Dialogue Journal:
In
Chapter Three of Janet Allen’s Reading History: A Practical Guide to
Improving Literacy the focus is the transfer of knowledge after students
read social studies text. In order to successful read social studies text
students must read, analyze the text, synthesize, apply, and extend their
learning into historical expertise. This process is necessary to demonstrate
literacy in social studies as well. In
this chapter we see some of the same discussion of historical thinking that we
discuss in our Social Studies methods class. For example when Christine’s
classroom analyzes history and how historical information is communicated from
generation to generation (Its historical thinking). However, this chapter
displayed a multitude of methods for students to retain important historical
information. The story mapping is used to outline different historical events. The
most important aspect of the story mapping was for students to list descriptive
points so that once they read over the outline it would trigger historical
thinking. This chapter is full of different outline methods but overall the
same concepts are demonstrated in each method.
In my opinion the
most important part of this chapter and as we become teachers one of the most
important aspects of teaching will be how students transfer knowledge to the
test. As I’ve been told in my CPD, test
grade will be a huge part of our evaluation process as teachers. The one thing
I agree the most with in this piece on transfer of knowledge to testing is that
as teachers we must teach students how to use text supports, how to read maps,
articles, and difficult historical terms. I loved the spotlight that was put on
teaching students to engage with the test and how to decode state test so they
can understand them better. Many students I’ve observed struggle with the
wording of State test questions.
In Chapter Four of
Janet Allen’s Reading History: A Practical Guide to Improving Literacy the
reading was relatively short. This chapter focused on the best way to read
social studies text. The quote that stuck out the most to me was, “As
reflective practitioners, we are constantly assessing the efficacy of our work
with our student in five areas: time, choice, resources, support, and
connections. We examine the needs of our students, the successes and failures
of our plans and the way we ask students to demonstrate their learning” (Pg.

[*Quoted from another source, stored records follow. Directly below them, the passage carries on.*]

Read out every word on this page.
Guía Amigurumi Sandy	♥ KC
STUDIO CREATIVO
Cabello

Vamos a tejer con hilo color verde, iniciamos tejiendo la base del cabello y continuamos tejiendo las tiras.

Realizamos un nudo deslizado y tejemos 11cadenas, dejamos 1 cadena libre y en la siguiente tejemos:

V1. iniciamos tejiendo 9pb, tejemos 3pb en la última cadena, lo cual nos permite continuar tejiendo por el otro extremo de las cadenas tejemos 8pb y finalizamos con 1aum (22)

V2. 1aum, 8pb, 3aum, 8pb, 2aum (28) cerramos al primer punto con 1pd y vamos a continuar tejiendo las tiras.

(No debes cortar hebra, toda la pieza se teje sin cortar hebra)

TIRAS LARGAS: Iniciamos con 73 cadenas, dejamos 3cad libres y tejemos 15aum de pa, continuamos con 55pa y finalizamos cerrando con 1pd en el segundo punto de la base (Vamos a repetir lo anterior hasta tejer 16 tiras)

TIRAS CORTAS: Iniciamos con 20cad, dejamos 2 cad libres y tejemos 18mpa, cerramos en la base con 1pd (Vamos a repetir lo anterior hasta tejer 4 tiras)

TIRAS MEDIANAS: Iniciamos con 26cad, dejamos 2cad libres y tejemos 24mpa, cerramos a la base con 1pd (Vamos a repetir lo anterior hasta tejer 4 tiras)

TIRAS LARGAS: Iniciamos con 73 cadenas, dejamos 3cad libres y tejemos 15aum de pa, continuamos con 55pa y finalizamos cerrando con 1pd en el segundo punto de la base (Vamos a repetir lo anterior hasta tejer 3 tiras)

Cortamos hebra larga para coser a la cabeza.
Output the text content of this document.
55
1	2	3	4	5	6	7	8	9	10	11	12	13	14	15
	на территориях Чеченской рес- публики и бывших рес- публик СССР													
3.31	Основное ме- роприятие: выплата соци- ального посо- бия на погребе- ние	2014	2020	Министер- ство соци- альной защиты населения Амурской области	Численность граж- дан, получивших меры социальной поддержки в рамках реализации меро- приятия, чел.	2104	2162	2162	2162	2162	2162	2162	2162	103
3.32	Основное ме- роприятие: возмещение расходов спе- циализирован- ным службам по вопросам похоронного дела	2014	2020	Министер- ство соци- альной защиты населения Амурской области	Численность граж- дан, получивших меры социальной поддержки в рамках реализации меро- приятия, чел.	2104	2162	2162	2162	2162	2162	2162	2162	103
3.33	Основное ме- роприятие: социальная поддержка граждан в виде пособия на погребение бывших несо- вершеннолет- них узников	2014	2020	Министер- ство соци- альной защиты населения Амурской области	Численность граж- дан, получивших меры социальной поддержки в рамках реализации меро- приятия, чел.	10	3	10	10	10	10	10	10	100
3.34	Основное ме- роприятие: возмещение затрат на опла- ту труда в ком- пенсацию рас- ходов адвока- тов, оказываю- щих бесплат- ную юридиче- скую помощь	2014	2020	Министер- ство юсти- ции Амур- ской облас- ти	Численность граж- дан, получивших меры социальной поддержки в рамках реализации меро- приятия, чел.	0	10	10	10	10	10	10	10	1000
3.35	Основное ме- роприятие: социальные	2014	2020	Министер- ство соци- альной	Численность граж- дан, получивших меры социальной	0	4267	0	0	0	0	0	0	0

95). I couldn’t agree more with this statement, I think this is the basis of
teaching to a high degree and it’s a huge part of our job description. I would
like to see everyone else’s response to this quote. Agree or disagree and
why? Is constant revision and critiquing
of our lessons realistic? Will there ever be a perfect lesson plan or a perfect
method of teaching student? Will we ever get the results we are shooting
for?
I hope you got some answers to the good questions you posed. I think decoding a state test has merits but not because it is part of teachers' evaluations. It has to be because we think it has merit that students break that code. If we are reflective practitioners - as your quote suggests - and we consider the needs of our students, then we ought to give them those skills for THEM, not for US.